PARÓQUIA DE VERDOEJO (SANTA MARINHA)

As primeiras referências conhecidas a esta freguesia datam de 950 e 991. Neste ano, Bermudo II fez doação de Verdoejo a Santiago de Compostela. 
Pertencente ao antigo couto de Sanfins, era do padroado real. 
Em 1444, D. João I conseguiu do Papa que este território fosse desmembrado do bispado de Tui, passando a pertencer ao de Ceuta, onde se manteve até 1512. Neste ano, o arcebispo de Braga, D. Diogo de Sousa, deu a D. Henrique, bispo de Ceuta, a comarca eclesiástica de Olivença, recebendo em troca a de Valença do Minho.

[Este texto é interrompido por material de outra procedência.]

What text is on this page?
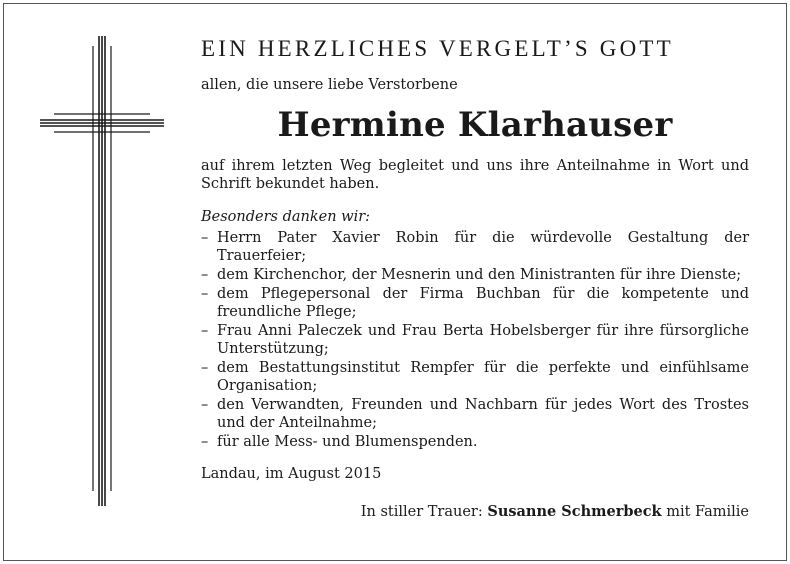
EIN HERZLICHES VERGELT’S GOTT
allen, die unsere liebe Verstorbene
Hermine Klarhauser
auf ihrem letzten Weg begleitet und uns ihre Anteilnahme in Wort und Schrift bekundet haben.
Besonders danken wir:
– Herrn Pater Xavier Robin für die würdevolle Gestaltung der Trauerfeier;
– dem Kirchenchor, der Mesnerin und den Ministranten für ihre Dienste;
– dem Pflegepersonal der Firma Buchban für die kompetente und freundliche Pflege;
– Frau Anni Paleczek und Frau Berta Hobelsberger für ihre fürsorgliche Unterstützung;
– dem Bestattungsinstitut Rempfer für die perfekte und einfühlsame Organisation;
– den Verwandten, Freunden und Nachbarn für jedes Wort des Trostes und der Anteilnahme;
– für alle Mess- und Blumenspenden.
Landau, im August 2015
In stiller Trauer: Susanne Schmerbeck mit Familie
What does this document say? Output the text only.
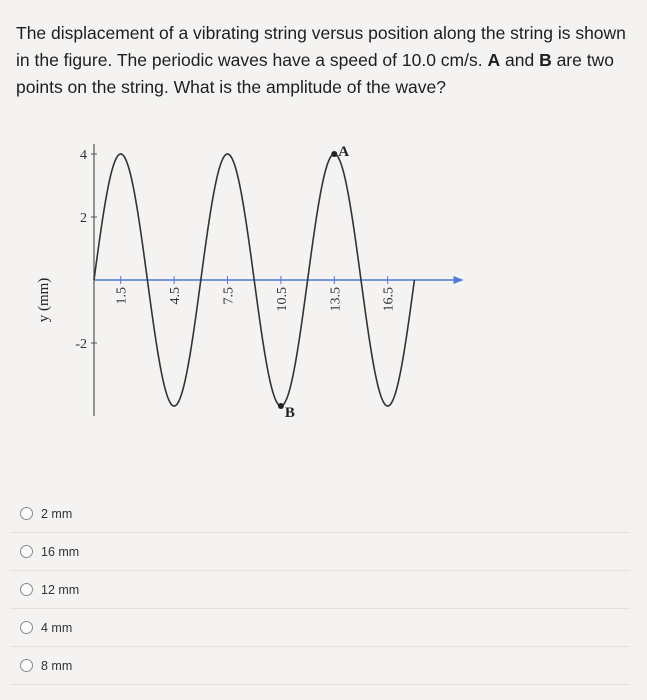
The displacement of a vibrating string versus position along the string is shown in the figure. The periodic waves have a speed of 10.0 cm/s. A and B are two points on the string. What is the amplitude of the wave?

4
2
-2
1.5	4.5	7.5	10.5	13.5	16.5
A
B
y (mm)
2 mm
16 mm
12 mm
4 mm
8 mm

Em 1513, o Papa Leão X aprovou a permuta. 
Em 1514, Verdoejo, enquadrada no julgado de "Coira e Frayam" rendia ao arcebispo 46 réis, conforme consta do Censual de D. Diogo de Sousa (1514-1532). 
Em 1546, Santa Marinha de Verdoejo encontrava-se anexada ao mosteiro de Sanfins, na Terra do Couto de Sanfins. 

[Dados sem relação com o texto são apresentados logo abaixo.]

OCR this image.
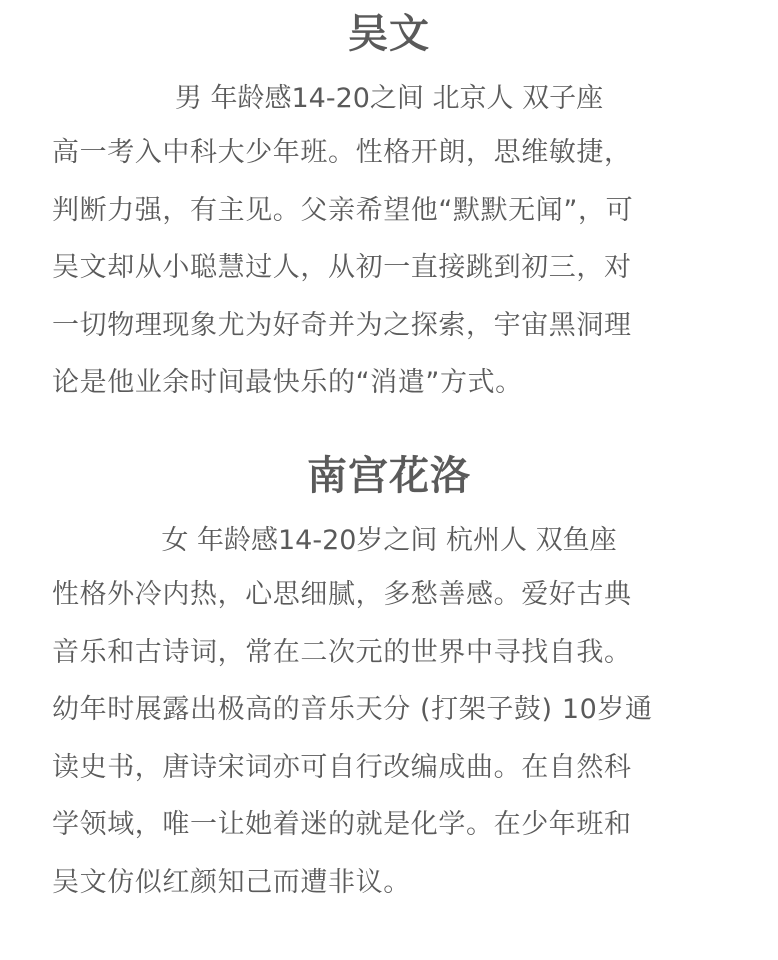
吴文
男 年龄感14-20之间 北京人 双子座

高一考入中科大少年班。性格开朗，思维敏捷，
判断力强，有主见。父亲希望他“默默无闻”，可
吴文却从小聪慧过人，从初一直接跳到初三，对
一切物理现象尤为好奇并为之探索，宇宙黑洞理
论是他业余时间最快乐的“消遣”方式。

南宫花洛
女 年龄感14-20岁之间 杭州人 双鱼座

性格外冷内热，心思细腻，多愁善感。爱好古典
音乐和古诗词，常在二次元的世界中寻找自我。
幼年时展露出极高的音乐天分 (打架子鼓) 10岁通
读史书，唐诗宋词亦可自行改编成曲。在自然科
学领域，唯一让她着迷的就是化学。在少年班和
吴文仿似红颜知己而遭非议。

A vigairaria de Verdoejo aparece, no registo da avaliação dos benefícios eclesiásticos incorporados na diocese de Braga, avaliada em 10 mil réis e o pé de altar. 
Na cópia de 1580 do Censual de D. Frei Baltasar Limpo sobre a situação canónica destes benefícios, Verdoejo é incluída entre as igrejas que faziam parte da Terra de Monção, figurando como anexa ao Mosteiro de Sanfins. A coroa doou o padroado da igreja de Santa Marinha aos Jesuítas, passando, desde então, a competir ao Colégio de Jesus de Coimbra a apresentação do seu cura. 
Posteriormente, esse direito passou para a Universidade. Mais tarde foi reitoria. 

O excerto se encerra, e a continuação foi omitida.